We all know the answer.
And yet, even before the victims on London Bridge had stopped bleeding, this was the reaction among society’s best, brightest and most morally self-assured members on social media. The pattern is by now familiar. Even as an Islamic terrorist killer’s proclamations about Allah’s will are still ringing in victims’ ears, these individuals are already declaring that the true danger from the attack is an Islamophobic backlash, and that you’re more likely to die by drowning in your own swimming pool than from a terrorist attack.

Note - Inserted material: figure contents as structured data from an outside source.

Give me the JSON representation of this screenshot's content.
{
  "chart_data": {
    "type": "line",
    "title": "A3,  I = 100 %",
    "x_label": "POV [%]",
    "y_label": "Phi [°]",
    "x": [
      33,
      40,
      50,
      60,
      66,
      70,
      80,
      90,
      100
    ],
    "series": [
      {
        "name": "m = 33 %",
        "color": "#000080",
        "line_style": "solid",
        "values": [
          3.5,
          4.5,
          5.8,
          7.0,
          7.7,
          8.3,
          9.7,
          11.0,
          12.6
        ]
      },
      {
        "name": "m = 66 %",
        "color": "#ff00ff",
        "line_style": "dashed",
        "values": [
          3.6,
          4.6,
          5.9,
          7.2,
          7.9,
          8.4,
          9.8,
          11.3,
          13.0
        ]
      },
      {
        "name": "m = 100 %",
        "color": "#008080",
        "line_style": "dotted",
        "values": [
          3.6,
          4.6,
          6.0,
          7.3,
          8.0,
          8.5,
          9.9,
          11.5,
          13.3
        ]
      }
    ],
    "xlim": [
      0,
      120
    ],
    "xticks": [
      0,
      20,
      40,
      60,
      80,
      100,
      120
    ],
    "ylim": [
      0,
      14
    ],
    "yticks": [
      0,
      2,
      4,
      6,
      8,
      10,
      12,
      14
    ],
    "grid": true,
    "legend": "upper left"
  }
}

Do they know how callous that sounds? Do they not realize that sensible human beings react differently to a car accident than to a murder plot? Or that states and car manufacturers are constantly working to decrease the lethality of driving, while terrorists are constantly trying to improve the lethality of their enterprise?

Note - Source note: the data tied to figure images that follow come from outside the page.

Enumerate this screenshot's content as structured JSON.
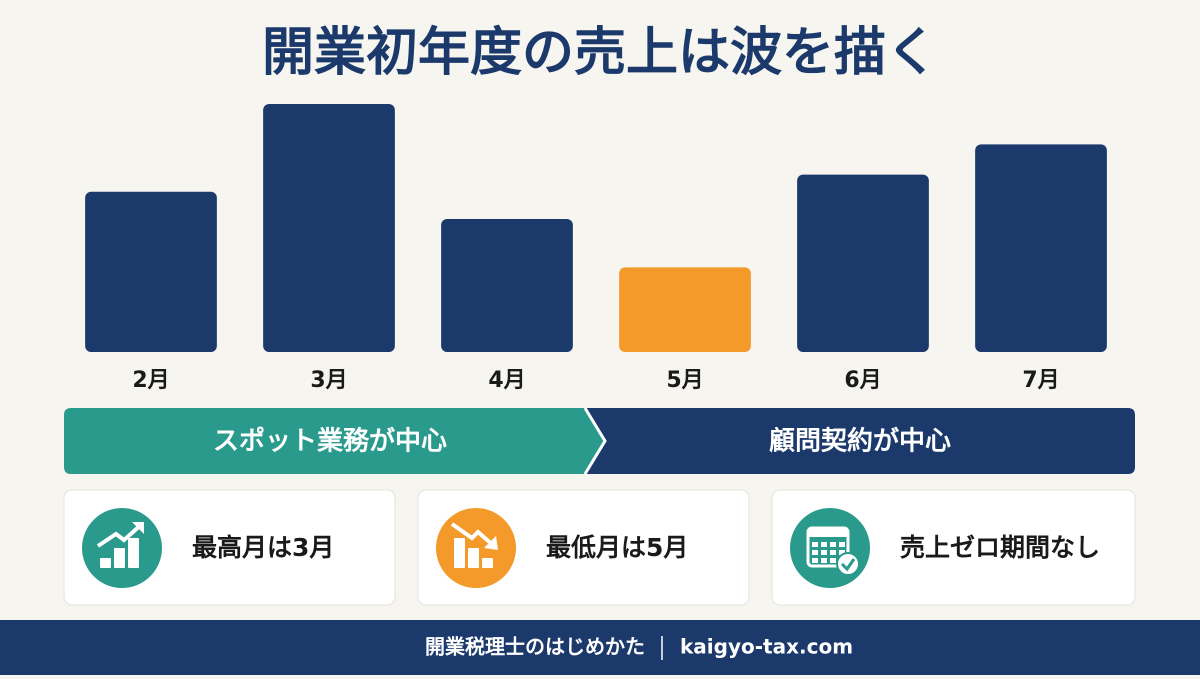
{
  "chart_data": {
    "type": "bar",
    "title": "開業初年度の売上は波を描く",
    "categories": [
      "2月",
      "3月",
      "4月",
      "5月",
      "6月",
      "7月"
    ],
    "values": [
      159,
      246,
      132,
      84,
      176,
      206
    ],
    "colors": [
      "#1b3a6b",
      "#1b3a6b",
      "#1b3a6b",
      "#f39a2b",
      "#1b3a6b",
      "#1b3a6b"
    ],
    "ylim": [
      0,
      250
    ]
  },
  "phases": [
    {
      "label": "スポット業務が中心",
      "color": "#2a9a8d"
    },
    {
      "label": "顧問契約が中心",
      "color": "#1b3a6b"
    }
  ],
  "highlights": [
    {
      "label": "最高月は3月",
      "color": "#2a9a8d"
    },
    {
      "label": "最低月は5月",
      "color": "#f39a2b"
    },
    {
      "label": "売上ゼロ期間なし",
      "color": "#2a9a8d"
    }
  ],
  "footer": {
    "site_name": "開業税理士のはじめかた",
    "url": "kaigyo-tax.com"
  }
}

Terrorist acts have now become “the kind of thing that inevitably flares up and causes some damage before the experts put it out,” according to one media wit.
The reason the subject changes so quickly from the people dying in the street to the potential victims of backlash is obvious. Islamist terror is politically inconvenient for advocates of mass migration from the Islamic world. To talk about it honestly might lead people to notice that the Czech Republic, which doesn’t have mass migration from the Islamic world, also doesn’t have Islamist terror attacks. And because of that, Czechs also typically don’t engage in these self-criticism sessions over Islamophobia.
But there is a deeper reason why so many in the media reach for car accidents and lightning bolts and other disasters that have no moral content. They know that deep down they really don’t share a society with the Islamic extremists. Their fellow citizenship exists only on paper, not as a social reality, and it gives them no authority to speak into that subculture, nor any hope of using their public platforms to reason with its members. They have admitted by this evasion the very fact that they wish no one to acknowledge: that these fellow citizens are alien to us.